She talked about pain. But then they all do that.
And she talked about the men she's known and loved, how she started at 16 to love a man who beat her when ever she looked at another man or even when another man looked at her.
"Why am I talking to you?" she kep asking.
But they all do, while I sit beside each aching for the same comfort other men take, wondering why I am incapable of taking that comfort, too. I listen, restraining myself she speaks on about strange and sad things.
I know where the night is leading and I have to leave soon, waiting only for that moment when she climbs back onto the stage to dance. I don't want her to ask me if I want to come home with her the way some other dancers have asked, me fumbling around for words that all equal to no. I just don't want to be another abuse to her, someone dipping in, and fleeing after hearing all her dark secrets.
She touches my pad and wonders what it is I write about each time I come into the bar and why I won't let her read anything, and I cannot give her a reason, knowing that each word I write here amounts to a confession, me as guilty as any other man in this place, my head filled with the same dreadful drama.
Then, she goes and mounts the stage, pouting as I pay for my beer and turn to leave, her eyes full of promises I don't want her to keep.
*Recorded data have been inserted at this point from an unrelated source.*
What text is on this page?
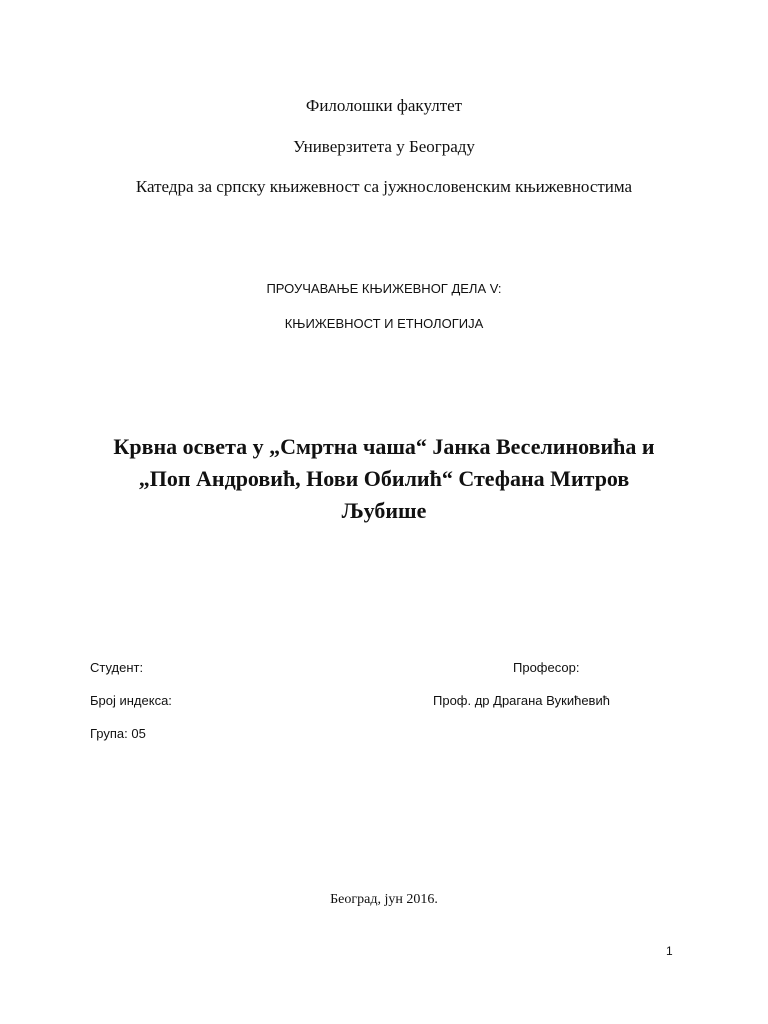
Филолошки факултет
Универзитета у Београду
Катедра за српску књижевност са јужнословенским књижевностима
ПРОУЧАВАЊЕ КЊИЖЕВНОГ ДЕЛА V:
КЊИЖЕВНОСТ И ЕТНОЛОГИЈА
Крвна освета у „Смртна чаша“ Јанка Веселиновића и
„Поп Андровић, Нови Обилић“ Стефана Митров
Љубише
Студент:	Професор:
Број индекса:	Проф. др Драгана Вукићевић
Група: 05
Београд, јун 2016.
1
"How often do you come here?" she asks as the owner shouts for her to dance.
"About once a week," I say and take up my note books, and turn to leave, feeling sorry for her, but knowing, too, I am not the answer, just an example of what is possible beyond this place and this life, one of many men who don't immediately want to fuck her. Deep down, through all the honiness and guilt, I want to be kind and loving, even though I don't always achieve that goal.
I feel sorry for her use of drugs which she said she needs to shoot to help her erace the memory of the men.
"One man is as good as any other," She had whispered, her hard eyes saying she meant every word.
Then why did she continue to dance if she hated these men so much. This world was full of the worst men, the truly flawed men, the men who breathed violence and hate as part of their living.
I wanted to tell her the jail in all inside her head, and tell her she could walk out the door and leave these men on this side any time she wanted.
Yet she stayed, and like a million others of her kind, she dances hoping some white knight will rescue her, growing more and more bitter when each one turns out black on the inside.
She saw me as that white knight, when I am not.
There are no white Knights, no one to rebuild her. She would have to do that for herself. These men, who say they want to help, usually help themselves, and those that don't say it, do it. Desperation will only attract desperate men.